Initialise the random number generator as before. One way to achieve this is to create a loop, saving the estimated model parameters for each iteration.

In [None]:
Num = 10000
random.seed(10)
bootstrapped_models = np.zeros((Num,2))
for i in range(Num):
    # generate noise vector
    # create d
    # find BLUE, save in appropriate location of array: bootstrapped_models
    # bootstrapped_models[i,:] = ....


Q8) Plot a histogram of each model parameter with an appropriate number of bins, adding a vertical red line indicating the true values.

In [None]:
# amend this code:
plt.figure()
plt.hist( bootstrapped_models[:,0], bins=2);
plt.plot( [m_true[0],m_true[0]],[0,1000],'-',color='red') #draw on a red line, with height 1000

Q9) Is the estimator (for both model variables) unbiased? Explain. 

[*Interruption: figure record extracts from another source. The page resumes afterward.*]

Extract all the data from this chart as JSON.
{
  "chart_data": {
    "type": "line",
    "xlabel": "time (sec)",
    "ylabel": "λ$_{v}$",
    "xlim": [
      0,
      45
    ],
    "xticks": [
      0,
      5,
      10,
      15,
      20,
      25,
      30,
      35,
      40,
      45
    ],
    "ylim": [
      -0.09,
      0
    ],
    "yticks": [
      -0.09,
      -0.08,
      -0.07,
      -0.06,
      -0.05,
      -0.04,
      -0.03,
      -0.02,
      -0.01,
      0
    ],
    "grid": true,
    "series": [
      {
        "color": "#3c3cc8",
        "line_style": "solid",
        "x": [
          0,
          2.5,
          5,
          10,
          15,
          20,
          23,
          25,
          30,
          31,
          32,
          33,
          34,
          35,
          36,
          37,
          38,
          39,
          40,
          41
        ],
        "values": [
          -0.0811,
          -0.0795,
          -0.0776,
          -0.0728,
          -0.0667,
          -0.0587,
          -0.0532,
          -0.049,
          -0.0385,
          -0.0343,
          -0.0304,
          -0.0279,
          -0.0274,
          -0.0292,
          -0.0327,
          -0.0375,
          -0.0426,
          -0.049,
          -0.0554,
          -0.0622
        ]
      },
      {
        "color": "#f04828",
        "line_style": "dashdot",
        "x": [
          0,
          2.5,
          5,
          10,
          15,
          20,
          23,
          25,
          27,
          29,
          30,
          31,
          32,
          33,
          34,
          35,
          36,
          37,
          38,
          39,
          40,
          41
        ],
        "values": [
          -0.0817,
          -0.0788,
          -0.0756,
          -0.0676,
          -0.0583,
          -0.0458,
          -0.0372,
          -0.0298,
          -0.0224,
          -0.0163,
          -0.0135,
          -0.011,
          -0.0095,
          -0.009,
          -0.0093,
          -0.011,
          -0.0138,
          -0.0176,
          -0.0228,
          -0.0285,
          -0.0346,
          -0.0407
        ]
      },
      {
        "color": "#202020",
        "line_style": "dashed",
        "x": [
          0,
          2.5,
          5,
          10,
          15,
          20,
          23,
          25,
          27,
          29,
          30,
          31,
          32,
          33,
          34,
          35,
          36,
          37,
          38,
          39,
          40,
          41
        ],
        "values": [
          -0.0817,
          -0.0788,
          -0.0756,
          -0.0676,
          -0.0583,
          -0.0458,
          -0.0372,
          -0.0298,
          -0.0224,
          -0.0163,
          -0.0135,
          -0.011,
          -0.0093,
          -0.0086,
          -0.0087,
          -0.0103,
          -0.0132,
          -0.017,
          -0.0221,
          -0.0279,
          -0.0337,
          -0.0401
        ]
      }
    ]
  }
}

Q10) Plot the 10000 values of the two model parameters against each other as a scatter plot (just use the usual plot command in Python, but plot as circles). Are they correlated? Explain briefly.

Q11) Calculate the standard deviation of each model parameter from your 10000 iterations

In [None]:
# use np.std(....)

Q13) Is 10000 enough? Gauge how well the standard deviation is converged by plotting the standard deviation from the first n models, against n, where n takes the values 100, 200, 300 etc.
Are your values converged?

In [None]:
plt.figure()
for n in range(100,10100,100):
    # plot std of the first n models, against n
    

Q12) Calculate the matrix Qmm as defined in lecture 3. Are matrix entries consistent with what you have found?

Q13) Repeat this exercise but use unweighted least squares as the estimator instead of the BLUE. You should be able to copy/paste your code, and only need to modify Qdd. Are the variances better or worse than for the BLUE, and is this what you expect?